Jamie moved away to give him some privacy, though he couldn’t help straining to hear any mention of Marc. He was folding the couch blankets into perfect right angles when Connor tapped him on the shoulder.

“He’s right here, mate. Love ya.”

Jamie took the phone. “Marc?”

“It’s me. Listen, I’m so sorry I didn’t call you. My phone died when I was talking to Nat, and then I was driving, and then I was somewhere where we didn’t have access to civilian phone lines. I’m so fucking sorry. Are you okay?”

A rush of tension left Jamie so fast that his knees buckled. He sank onto the couch and pushed his thumb and finger into his eyes. “I’m fine. Connor turned up and told me some stuff, and then I took my pill and went to sleep.”

“How do you feel?”

“Groggy, but not in the fun way. Um, how’s your friend?”

“Not dead, which is as good as we can hope for right now. He’s getting med-evacced to Selly Oak in the next twenty-four hours. I’ll be able to do more then.”

“Will he live?”

“Yes, but that’s not always enough, is it?”

Jamie didn’t have the balls to ask Marc to expand, and Marc’s silence betrayed that he didn’t want to either. “What happens now... for you, I mean?”

“I’m coming home, Jamie. I just need to get Nat to Hereford first.”

“Bring him here,” Jamie said. “Connor’s here.”

“Oh yeah. Damn, I’m tired. Is Connor staying put?”

Jamie glanced up. Connor was a few feet away, but seemed to catch the gist, and nodded.

“He is,” Jamie said.

“Okay. I’ll see you in an hour or so, then. Oh, and it might be as well to lend them our bed for a bit.

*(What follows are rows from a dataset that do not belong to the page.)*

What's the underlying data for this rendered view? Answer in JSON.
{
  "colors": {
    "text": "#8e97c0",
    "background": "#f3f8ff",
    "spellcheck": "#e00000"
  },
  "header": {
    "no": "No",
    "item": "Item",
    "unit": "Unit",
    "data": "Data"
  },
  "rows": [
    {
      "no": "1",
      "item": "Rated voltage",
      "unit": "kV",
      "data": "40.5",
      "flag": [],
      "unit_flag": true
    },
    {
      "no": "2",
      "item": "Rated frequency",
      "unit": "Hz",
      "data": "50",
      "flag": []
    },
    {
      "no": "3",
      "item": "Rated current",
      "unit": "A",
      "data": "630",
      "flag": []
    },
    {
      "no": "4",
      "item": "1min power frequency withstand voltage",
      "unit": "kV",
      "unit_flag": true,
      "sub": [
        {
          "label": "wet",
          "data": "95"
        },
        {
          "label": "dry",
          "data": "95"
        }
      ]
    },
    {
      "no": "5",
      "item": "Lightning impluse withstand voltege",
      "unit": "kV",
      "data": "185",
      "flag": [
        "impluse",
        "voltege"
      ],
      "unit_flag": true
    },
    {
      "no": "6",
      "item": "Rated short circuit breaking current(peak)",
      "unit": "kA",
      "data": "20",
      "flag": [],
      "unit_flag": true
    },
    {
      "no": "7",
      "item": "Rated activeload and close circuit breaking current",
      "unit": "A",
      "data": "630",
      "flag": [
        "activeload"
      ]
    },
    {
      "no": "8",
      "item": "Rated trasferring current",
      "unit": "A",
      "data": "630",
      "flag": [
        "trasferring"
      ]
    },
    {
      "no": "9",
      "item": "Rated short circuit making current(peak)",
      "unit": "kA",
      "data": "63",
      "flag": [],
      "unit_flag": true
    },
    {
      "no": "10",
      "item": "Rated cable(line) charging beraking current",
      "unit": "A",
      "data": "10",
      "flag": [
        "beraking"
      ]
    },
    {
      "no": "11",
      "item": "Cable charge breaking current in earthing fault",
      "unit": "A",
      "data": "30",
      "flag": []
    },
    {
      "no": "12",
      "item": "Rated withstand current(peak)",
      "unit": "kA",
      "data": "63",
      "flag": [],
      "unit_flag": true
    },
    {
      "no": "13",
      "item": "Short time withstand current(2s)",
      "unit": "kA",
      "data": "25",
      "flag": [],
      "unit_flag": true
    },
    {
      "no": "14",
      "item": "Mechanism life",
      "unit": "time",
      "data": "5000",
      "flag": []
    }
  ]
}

Nat’s dead on his feet.”

Our bed. Marc hung up. Jamie held the phone out to Connor. “They’re coming home. Marc said Nat’s tired, so you might want to rest up here before you head back. Take Marc’s room—it’s got clean sheets—I’ll fix something upstairs for us.”

Connor nodded slowly. “Nat gets tired when he’s stressed. He got really ill after a deployment a long time ago. It comes back sometimes.”

“PTSD?”

“No, it’s a more physical condition, but he took these for a while for depression.” Connor held up the box Jamie had left on the side. “They helped until the therapy kicked in too.”

“Nat had therapy?”

Jamie couldn’t see it, but Connor smiled wryly. “You’d be surprised how many of them do these days. War is the same as ever, but the world they return to is changing all the time. There’s no shame in asking for help, and Nat doing just that meant he could carry on. Without it, he’d be in a place where he and Marc wouldn’t have known so fast what had happened to Wedge. Andthatwould’ve killed the both of them.”